In the last issue, I mentioned that a biopic of the famous escape artist and illusionist was one of the projects being developed by Ang Lee. Now along comes another ‘illusionist’ movie, admittedly not about Houdini, but about a French magician with a very similar name: Robert Houdin. It is called Smoke and Mirrors, and has cropped up on these pages a few times in the past, with both Sean Connery and Mel Gibson mentioned as possible stars.

Now, however, it seems to be on the fast track. And, if you want a powerful cast, you don’t get much more powerful than this, at least in terms of Hollywood royalty: Michael Douglas in the lead, with wife Catherine Zeta-Jones co-starring, and a possible cameo role for father Kirk. John McTiernan was at one stage going to direct, but has since backed out again.

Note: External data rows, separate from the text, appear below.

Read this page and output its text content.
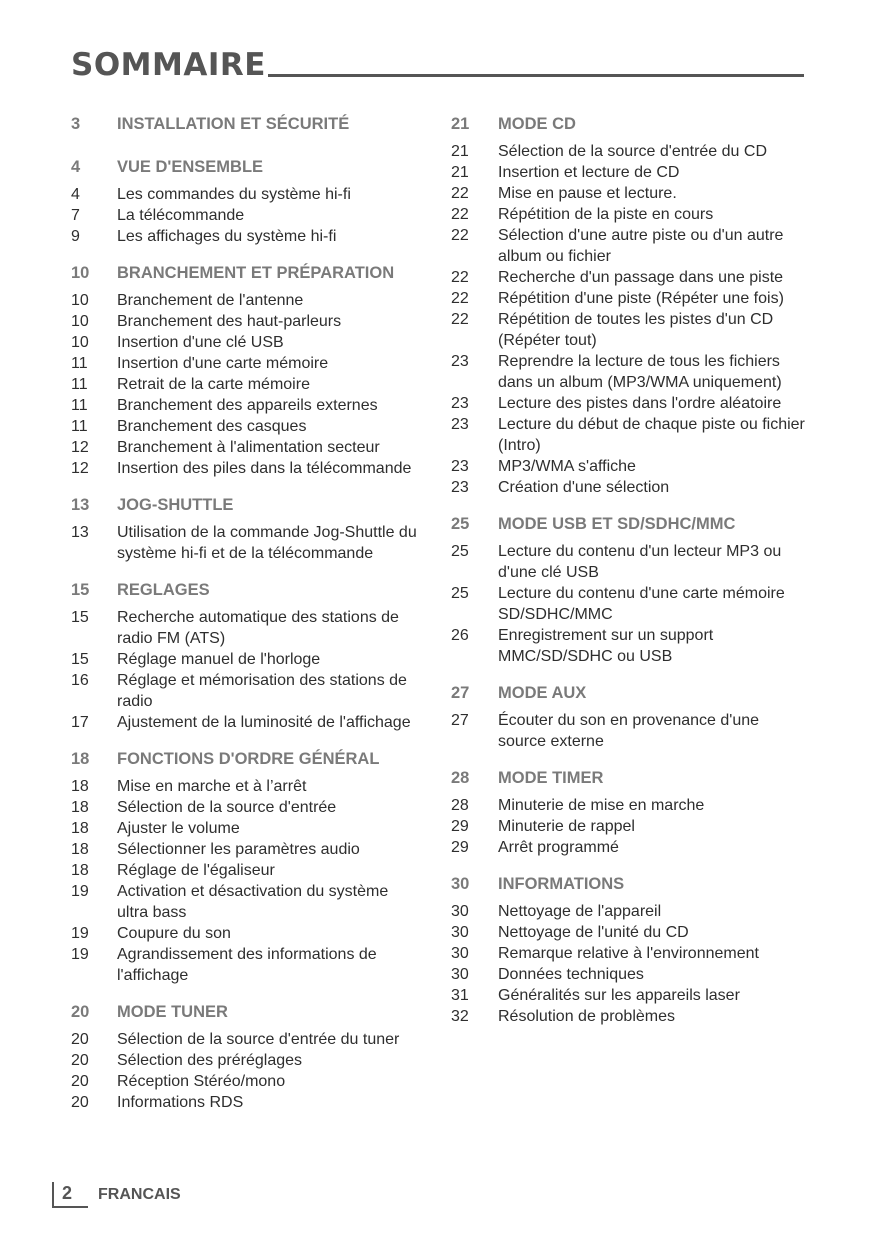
SOMMAIRE
3	INSTALLATION ET SÉCURITÉ
4	VUE D'ENSEMBLE
4	Les commandes du système hi-fi
7	La télécommande
9	Les affichages du système hi-fi
10	BRANCHEMENT ET PRÉPARATION
10	Branchement de l'antenne
10	Branchement des haut-parleurs
10	Insertion d'une clé USB
11	Insertion d'une carte mémoire
11	Retrait de la carte mémoire
11	Branchement des appareils externes
11	Branchement des casques
12	Branchement à l'alimentation secteur
12	Insertion des piles dans la télécommande
13	JOG-SHUTTLE
13	Utilisation de la commande Jog-Shuttle du système hi-fi et de la télécommande
15	REGLAGES
15	Recherche automatique des stations de radio FM (ATS)
15	Réglage manuel de l'horloge
16	Réglage et mémorisation des stations de radio
17	Ajustement de la luminosité de l'affichage
18	FONCTIONS D'ORDRE GÉNÉRAL
18	Mise en marche et à l’arrêt
18	Sélection de la source d'entrée
18	Ajuster le volume
18	Sélectionner les paramètres audio
18	Réglage de l'égaliseur
19	Activation et désactivation du système ultra bass
19	Coupure du son
19	Agrandissement des informations de l'affichage
20	MODE TUNER
20	Sélection de la source d'entrée du tuner
20	Sélection des préréglages
20	Réception Stéréo/mono
20	Informations RDS
21	MODE CD
21	Sélection de la source d'entrée du CD
21	Insertion et lecture de CD
22	Mise en pause et lecture.
22	Répétition de la piste en cours
22	Sélection d'une autre piste ou d'un autre album ou fichier
22	Recherche d'un passage dans une piste
22	Répétition d'une piste (Répéter une fois)
22	Répétition de toutes les pistes d'un CD (Répéter tout)
23	Reprendre la lecture de tous les fichiers dans un album (MP3/WMA uniquement)
23	Lecture des pistes dans l'ordre aléatoire
23	Lecture du début de chaque piste ou fichier (Intro)
23	MP3/WMA s'affiche
23	Création d'une sélection
25	MODE USB ET SD/SDHC/MMC
25	Lecture du contenu d'un lecteur MP3 ou d'une clé USB
25	Lecture du contenu d'une carte mémoire SD/SDHC/MMC
26	Enregistrement sur un support MMC/SD/SDHC ou USB
27	MODE AUX
27	Écouter du son en provenance d'une source externe
28	MODE TIMER
28	Minuterie de mise en marche
29	Minuterie de rappel
29	Arrêt programmé
30	INFORMATIONS
30	Nettoyage de l'appareil
30	Nettoyage de l'unité du CD
30	Remarque relative à l'environnement
30	Données techniques
31	Généralités sur les appareils laser
32	Résolution de problèmes
2	FRANCAIS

Just to complete the family picture, the film - which is set in the 1850s - is being produced by Michael’s older brother, Joel, together with Catherine’s brother, David Jones (who, unlike his sister, hasn’t incorporated his grandmother’s name into his own).

DIVA FEVER

Of late, the directorial career of Franco Zeffirelli has alternated between semi-autobiographical period pieces like Tea With Mussolini and operatic movies such as Otello. Now, however, the flamboyant Italian maestro is in the final stages of pre-production on Callas Forever, the life story of a fellow Italian with even more of the myth about her.

The film will not, however, tell the whole of Callas’ story: instead, it will focus on the last month of her life (July 1977), most of which she spent alone in an apartment in Paris. The title role was originally to have been played by Greek soprano Teresa Stratas, but she was recently replaced by the somewhat more bankable Fanny Ardant (although it is not clear who will do the singing). Jeremy Irons plays a theatrical agent who attempts to coax Callas out of retirement. Production is due to start this month (July) in Paris.

Irons will be busy this summer, since he has also just taken over from John Malkovich in Claude Lelouch’s new film And Now Ladies and Gentlemen, which is being made in both French and English and began shooting in Paris at the beginning of May.

Irons plays a gentleman thief-cum-international yachtsman - a part which has gone through quite a few modifications since it was first penned. The role was reportedly originally tailor-made for Dustin Hoffman, then reshaped for Malkovich. But, with production delays on Liliana Cavani’s Ripley’s Game - in which Malkovich plays the title role - and the (then) looming actor’s strike, Lelouch decided to recast, in the process rewriting the role entirely to turn the central character from an American into an Englishman. Whence Irons.